We describe here a method developed for automatically scoring protein-crystallization-trial images against multiple crystallization outcomes. Accurate, automated scoring of protein crystallization trials improves the protein crystallization process in several ways. The technology immediately improves throughput in existing screens by removing or reducing the need for human review of images. Multi-outcome scoring (e.g., clear/crystal/precipitate) in particular can speed up crystal optimization by facilitating visualization of a target protein’s crystallization response in chemical space [10]. In the longer term, automated scoring will enable the assembly of millions of protein/cocktail/outcome data points into databases, where data mining tools will turn protein crystallization into a statistical science and lead to rational design of crystallization screens, and potentially result in uncovering principles of protein chemistry.
Crystallization image classification and automated scoring is a two-stage process. In the image analysis stage, the raw image data is first processed into a vector of numeric features. Conceptually, this stage converts thousands of low-information-density image pixels to fewer, high-density features in the vector. Next, during the classification stage, a classifier maps the feature vector to a class, or score. Before new images can be classified, the classifier must first be trained by applying a learning algorithm to a training set of processed and pre-scored images.
The choice of features computed at the image analysis stage sets an upper limit on the success of any classifier built upon it. Image-feature space, like the chemical space of crystallization cocktails, is infinite. Inspired by the incomplete-factorial design of protein crystallization screens, and using previous successes and failures of crystallization image analysis, we have developed a large set of image features: starting with a core set of image-processing algorithms, by varying the parameters of each algorithm factorially, we have created a set of 12,375 distinct features.

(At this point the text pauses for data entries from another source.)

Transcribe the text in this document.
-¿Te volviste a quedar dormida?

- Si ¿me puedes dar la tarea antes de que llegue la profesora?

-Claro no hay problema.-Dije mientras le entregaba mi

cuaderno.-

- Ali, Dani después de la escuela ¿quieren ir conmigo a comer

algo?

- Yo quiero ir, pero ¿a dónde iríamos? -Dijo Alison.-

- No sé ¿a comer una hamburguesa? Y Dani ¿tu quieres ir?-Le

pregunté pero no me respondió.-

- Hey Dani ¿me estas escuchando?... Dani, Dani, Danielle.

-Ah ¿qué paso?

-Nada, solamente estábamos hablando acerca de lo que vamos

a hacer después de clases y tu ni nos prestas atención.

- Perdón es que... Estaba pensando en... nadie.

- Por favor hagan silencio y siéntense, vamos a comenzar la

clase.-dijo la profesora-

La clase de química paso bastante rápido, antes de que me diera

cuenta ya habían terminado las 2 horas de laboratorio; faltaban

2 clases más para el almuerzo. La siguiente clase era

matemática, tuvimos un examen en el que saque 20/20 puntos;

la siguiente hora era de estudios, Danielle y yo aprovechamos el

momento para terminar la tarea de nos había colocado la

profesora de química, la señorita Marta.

This feature-set evolved from our earlier image-analysis work [3, 4], which employed microcrystal-correlation filters, topological measures, the Radon transform, and other tools. Moving from crystal-detection to multi-outcome scoring, it was necessary to expand beyond crystal-specific features, towards analysis of texture. We chose to add grey-level co-occurrence matrices (GLCMs) [5], a set of general-purpose texture descriptors, to our feature set, following [16] and [13]. Alternative texture descriptors used in crystallization image analysis include BlobWorld features [11] and orientation histograms [8].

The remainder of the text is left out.